I could talk at length about each scene, each character, and each performance, but I don’t have all day so I’ll just hit the high points.

1.    Although Shepard pooh-poohs psychological reality, the psychotherapist in me can’t help identifying the impact of trauma on both Jake and Beth. One lie in Jake’s mind is that he’s killed Beth, but that’s a strange displacement of his guilt about his participation in his father’s death, which he’s buried so deep that he doesn’t remember it. It only surfaces as a seizure that takes over his body, although he tries to articulate it in a scene that Nivola plays with terrifying clarity, when he says, “There’s this thing – this thing in my head…A scream from a voice I don’t know. Or a voice I knew once but now it’s changed. It doesn’t know me either. Now. I used to but not now. I’ve scared it into a different form.” In other plays (such as The Unseen Hand), Shepard has dramatized this phenomenon in almost science-fiction terms. And I know from my research that this self-alienation relates philosophically to the Gurdjieff work that Shepard has studied deeply. But Nivola plays it in a fantastically visceral, emotionally immediate way.

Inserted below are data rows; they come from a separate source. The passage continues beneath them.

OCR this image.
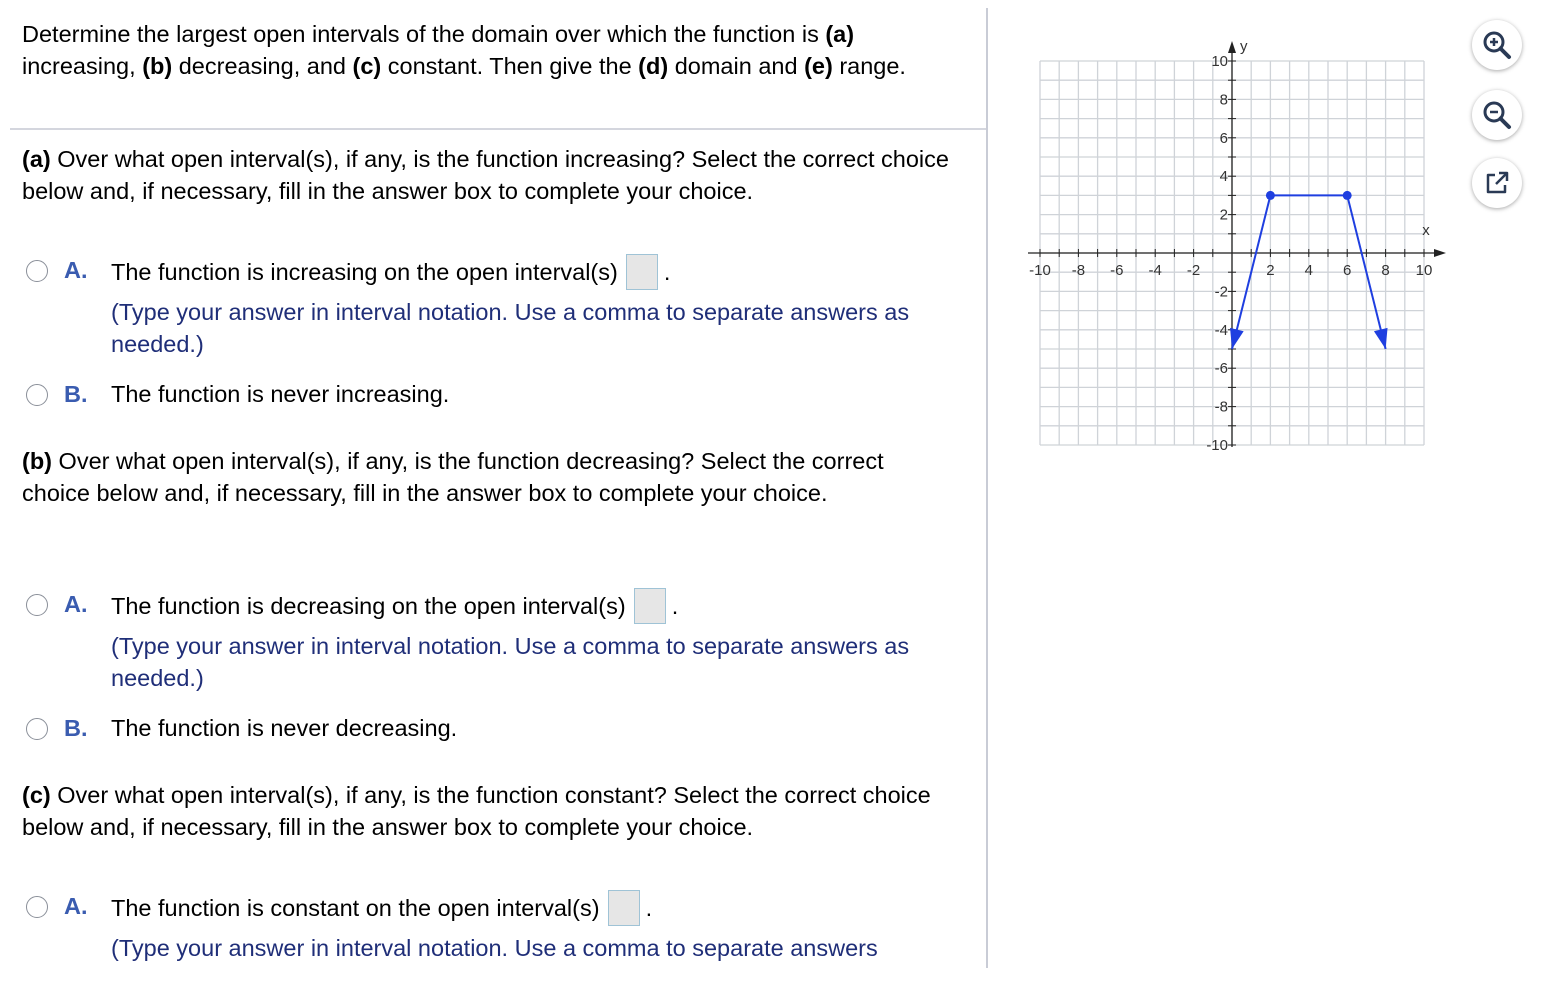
Determine the largest open intervals of the domain over which the function is (a) increasing, (b) decreasing, and (c) constant. Then give the (d) domain and (e) range.
(a) Over what open interval(s), if any, is the function increasing? Select the correct choice below and, if necessary, fill in the answer box to complete your choice.
A. The function is increasing on the open interval(s) .
(Type your answer in interval notation. Use a comma to separate answers as needed.)
B. The function is never increasing.
(b) Over what open interval(s), if any, is the function decreasing? Select the correct choice below and, if necessary, fill in the answer box to complete your choice.
A. The function is decreasing on the open interval(s) .
(Type your answer in interval notation. Use a comma to separate answers as needed.)
B. The function is never decreasing.
(c) Over what open interval(s), if any, is the function constant? Select the correct choice below and, if necessary, fill in the answer box to complete your choice.
A. The function is constant on the open interval(s) .
(Type your answer in interval notation. Use a comma to separate answers
-10 -8 -6 -4 -2	2 4 6 8 10
10
8
6
4
2
-2
-4
-6
-8
-10
x
y
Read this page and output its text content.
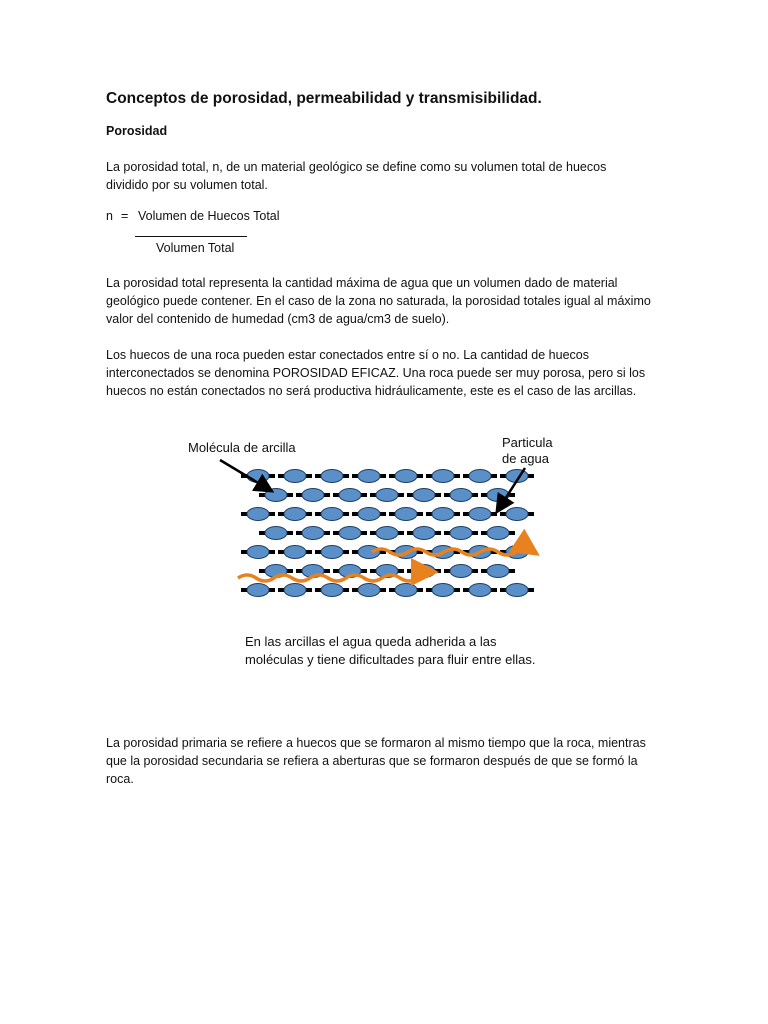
Conceptos de porosidad, permeabilidad y transmisibilidad.
Porosidad

La porosidad total, n, de un material geológico se define como su volumen total de huecos

dividido por su volumen total.

n = Volumen de Huecos Total
Volumen Total

La porosidad total representa la cantidad máxima de agua que un volumen dado de material

geológico puede contener. En el caso de la zona no saturada, la porosidad totales igual al máximo

valor del contenido de humedad (cm3 de agua/cm3 de suelo).

Los huecos de una roca pueden estar conectados entre sí o no. La cantidad de huecos

interconectados se denomina POROSIDAD EFICAZ. Una roca puede ser muy porosa, pero si los

huecos no están conectados no será productiva hidráulicamente, este es el caso de las arcillas.

Molécula de arcilla	Particula
de agua
En las arcillas el agua queda adherida a las
moléculas y tiene dificultades para fluir entre ellas.

La porosidad primaria se refiere a huecos que se formaron al mismo tiempo que la roca, mientras

que la porosidad secundaria se refiera a aberturas que se formaron después de que se formó la

roca.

2.    The mothers in a lot of ways seem like the same character – the same paradoxically ditsy and down-to-earth woman, paradoxically scornful of men and ferociously attached to them. I found it touching to watch how these actresses pulled that off – Young’s Lorraine infantilizes Jake like some textbook bad mother, completely unruffled by his bad behavior (as above — she’s seen it all her life and pretty much expects it) and Metcalf’s Meg doggedly serves her neglectful husband — without any extra commentary.

3.    I found some moments of the performance unexpectedly personal and shocking. In the first scene with Jake and Frankie, during Jake’s frenzied temper tantrum Frankie instinctively knows to go stand in a corner and avoid eye contact, which certainly matches my experience of living with a raging alcoholic madman. My father, like Shepard’s, was a military man (and drunk) who died in 1996. He was still alive when I first saw the play, whose first act ended with the beautiful and touching image of Jake blowing his father’s ashes into the air. This time around, as soon as that scene began, I kinda lost it and watched the rest of it through tears of re-living my own father’s funeral — being presented with the American flag by uniformed riflemen, handling the box of ashes, the whole bit. Surprisingly powerful.

4.    The romantic triangle and the family dramas that drive A Lie of the Mind speak to virtually anybody, but close followers of Shepard’s work will inevitably see the connections to his other plays. I was very impressed with the specific ways Hawke conjured the creepy, claustrophobic, murky tone of Buried Child – the set is very important in that way, but also the way Frankie spends most of the play stretched out on the sofa echoes the succession of lame (and lame-brained) men who occupy that position throughout Buried Child (and lower-class middle American life – as Sandra Bernhard would say, “the picture Norman Rockwell forgot to paint”).
And I was amazed to see the way he conjured Fool for Love in the unmistakably erotic tension between Jake and his sister Sally. That did NOT exist in the original production. Karen Young, in the role of Sally, had zero sexual energy. (A little gossip: Rebecca DeMornay was originally cast in the role, but after Jessica Lange walked into a dressing room and caught her with Shepard, DeMornay was gone, and Karen Young took her place. Young’s blank sexuality works a lot better in the role of Lorraine, even though she seems quite a bit too young for the part.) Maggie Siff has taken shit in the blogosphere for her supposedly weak performance in this show. I completely disagree. She comes in with a different energy from the others in a way that recollects Shelley in Buried Child, fittingly. She is a terrific match for Nivola’s scary/sexy energy. Plus, the two of them are so fucking hot I was afraid/hopeful that they would have sex right in front of me. (Or with me.)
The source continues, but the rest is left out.